Posts for the month of August 2007

Offline Wikipedia

As seen on a million and one websites (/. etc al), a smart geek put together some offline Wikipedia stuff. I had some problems on my work laptop (Fedora Core 7) because of the OS (PHP executable wrongly named) and because of the way I have it partitioned (on a FAT32 partition). Anyway, here's my email to the original poster (wiki-fied):

  1. Thanks, you're a geek hero. ;)
  2. I had a few problems with relative paths, I had to edit the places that pointed at quickstart* executables.
  3. Fedora Core 7's "php5" executable is actually only named "php" - no big deal with a "ln -s /usr/bin/php /usr/bin/php5"
  4. My machine is dual-boot, and the only partition big enough was FAT32. Had some problems with the too many split files. I threw together a perl script (I had done the split by hand before downloading the Makefile ;) ). It's pasted below.

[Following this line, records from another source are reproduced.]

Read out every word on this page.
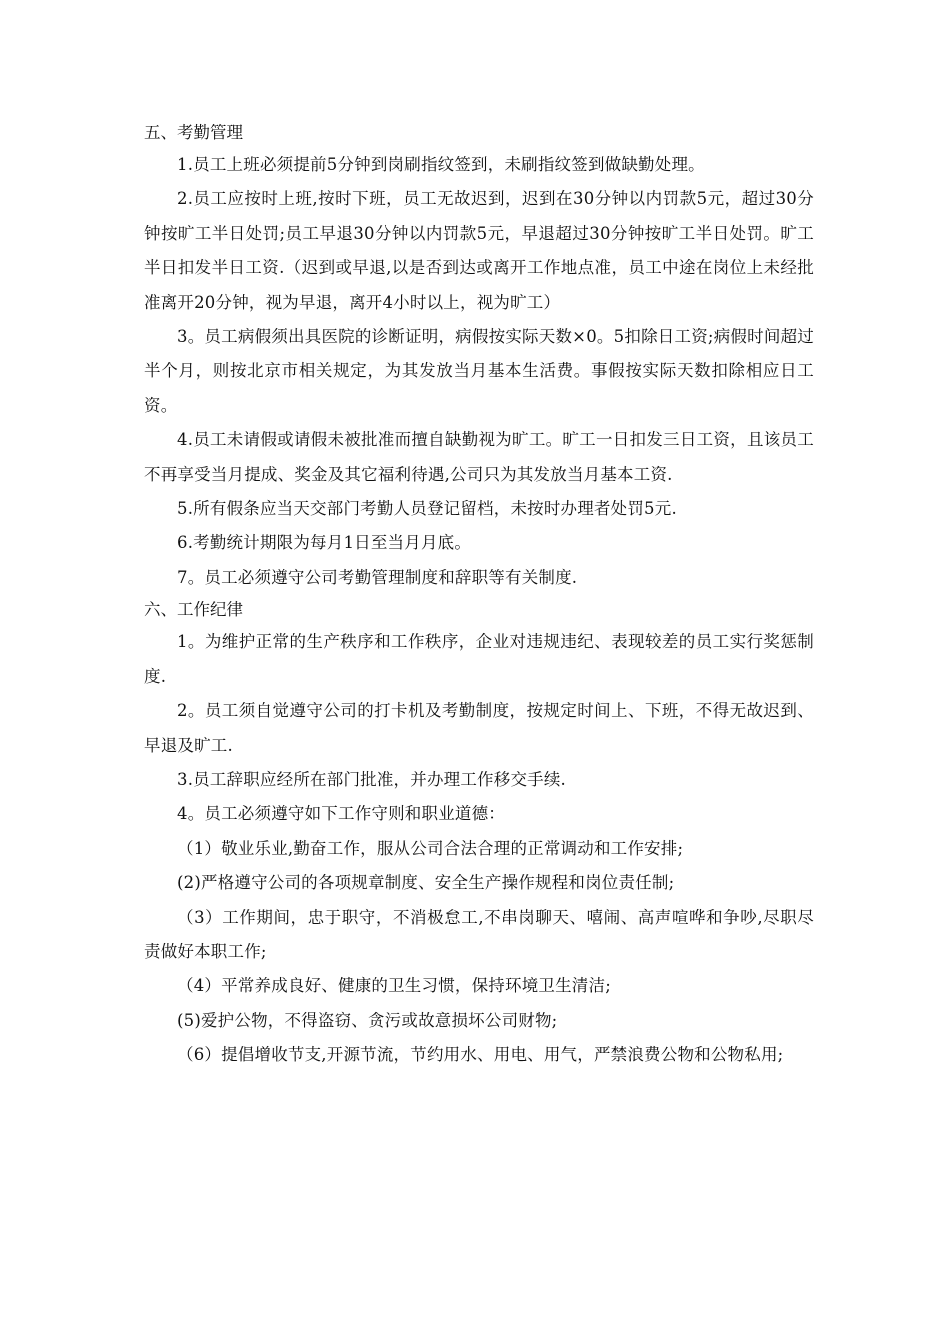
五、考勤管理

1.员工上班必须提前5分钟到岗刷指纹签到，未刷指纹签到做缺勤处理。

2.员工应按时上班,按时下班，员工无故迟到，迟到在30分钟以内罚款5元，超过30分钟按旷工半日处罚;员工早退30分钟以内罚款5元，早退超过30分钟按旷工半日处罚。旷工半日扣发半日工资.（迟到或早退,以是否到达或离开工作地点准，员工中途在岗位上未经批准离开20分钟，视为早退，离开4小时以上，视为旷工）

3。员工病假须出具医院的诊断证明，病假按实际天数×0。5扣除日工资;病假时间超过半个月，则按北京市相关规定，为其发放当月基本生活费。事假按实际天数扣除相应日工资。

4.员工未请假或请假未被批准而擅自缺勤视为旷工。旷工一日扣发三日工资，且该员工不再享受当月提成、奖金及其它福利待遇,公司只为其发放当月基本工资.

5.所有假条应当天交部门考勤人员登记留档，未按时办理者处罚5元.

6.考勤统计期限为每月1日至当月月底。

7。员工必须遵守公司考勤管理制度和辞职等有关制度.

六、工作纪律

1。为维护正常的生产秩序和工作秩序，企业对违规违纪、表现较差的员工实行奖惩制度.

2。员工须自觉遵守公司的打卡机及考勤制度，按规定时间上、下班，不得无故迟到、早退及旷工.

3.员工辞职应经所在部门批准，并办理工作移交手续.

4。员工必须遵守如下工作守则和职业道德：

（1）敬业乐业,勤奋工作，服从公司合法合理的正常调动和工作安排;

(2)严格遵守公司的各项规章制度、安全生产操作规程和岗位责任制;

（3）工作期间，忠于职守，不消极怠工,不串岗聊天、嘻闹、高声喧哗和争吵,尽职尽责做好本职工作;

（4）平常养成良好、健康的卫生习惯，保持环境卫生清洁;

(5)爱护公物，不得盗窃、贪污或故意损坏公司财物;

（6）提倡增收节支,开源节流，节约用水、用电、用气，严禁浪费公物和公物私用;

Anyway, thanks again. Feel free to add any of this stuff to your page (like the FC7 notes). If you do, please don't include my email, just credit to RevRagnarok is fine.

  • RevRagnarok
#!/usr/bin/perl -w

# This was written by RevRagnarok (I'm on Wikipedia)
# I was having problems with all the split files on a FAT32 partition. I assume
# it is because there were so many plus two entries for each (LFNs).
# This simply combines all the rec* files again into large chunks of N where
# I used 5, but you can set below with $combine.
# Verification info below.
# Lastly, I needed to modify the Makefile and remove the "split" from the
# "wikipedia" target.

use strict;

# Using: rec13778enwiki-20070802-pages-articles.xml.bz2
my $last = 13778;
my $lastd = 5; # How many digits in above (yes, I can compute this, but why?)
my $date = 20070802;
my $suffix = "enwiki-${date}-pages-articles.xml.bz2";
my $combine = 5; # This will combine every 5 into a group
                 # (If this number makes > 4 digit results, it will not sort nicely)
my $outputdir = '/data/wikipedia/'; # Don't make it the same place...

my $joinstr = '';
my $fcount = 0;

for (1 .. $last) {
  my $num = sprintf "%0${lastd}d", $_;
  $joinstr .= "rec${num}${suffix} ";
  if (($_ % $combine) == 0) {
      &catthem($joinstr, $fcount++);
      $joinstr = '';
  }
}

&catthem($joinstr, $fcount++) if ($joinstr ne '');
print "All done!\n";

sub catthem ($$) {
  my $ofile = sprintf "rec%04d.bz2", $_[1];
  `/bin/cat $_[0] >${outputdir}${ofile}`; # Lazy again, there are more Perl-ish ways.
  print ".";
}

__DATA__

To make sure they were all taken in, you can do this:
bash$ bzip2 -tvv *bz2 2>&1 | grep -v ok | grep -v bz2 | wc -l
13778

...which is equal to the number of start blocks, so I know nothing is missing now.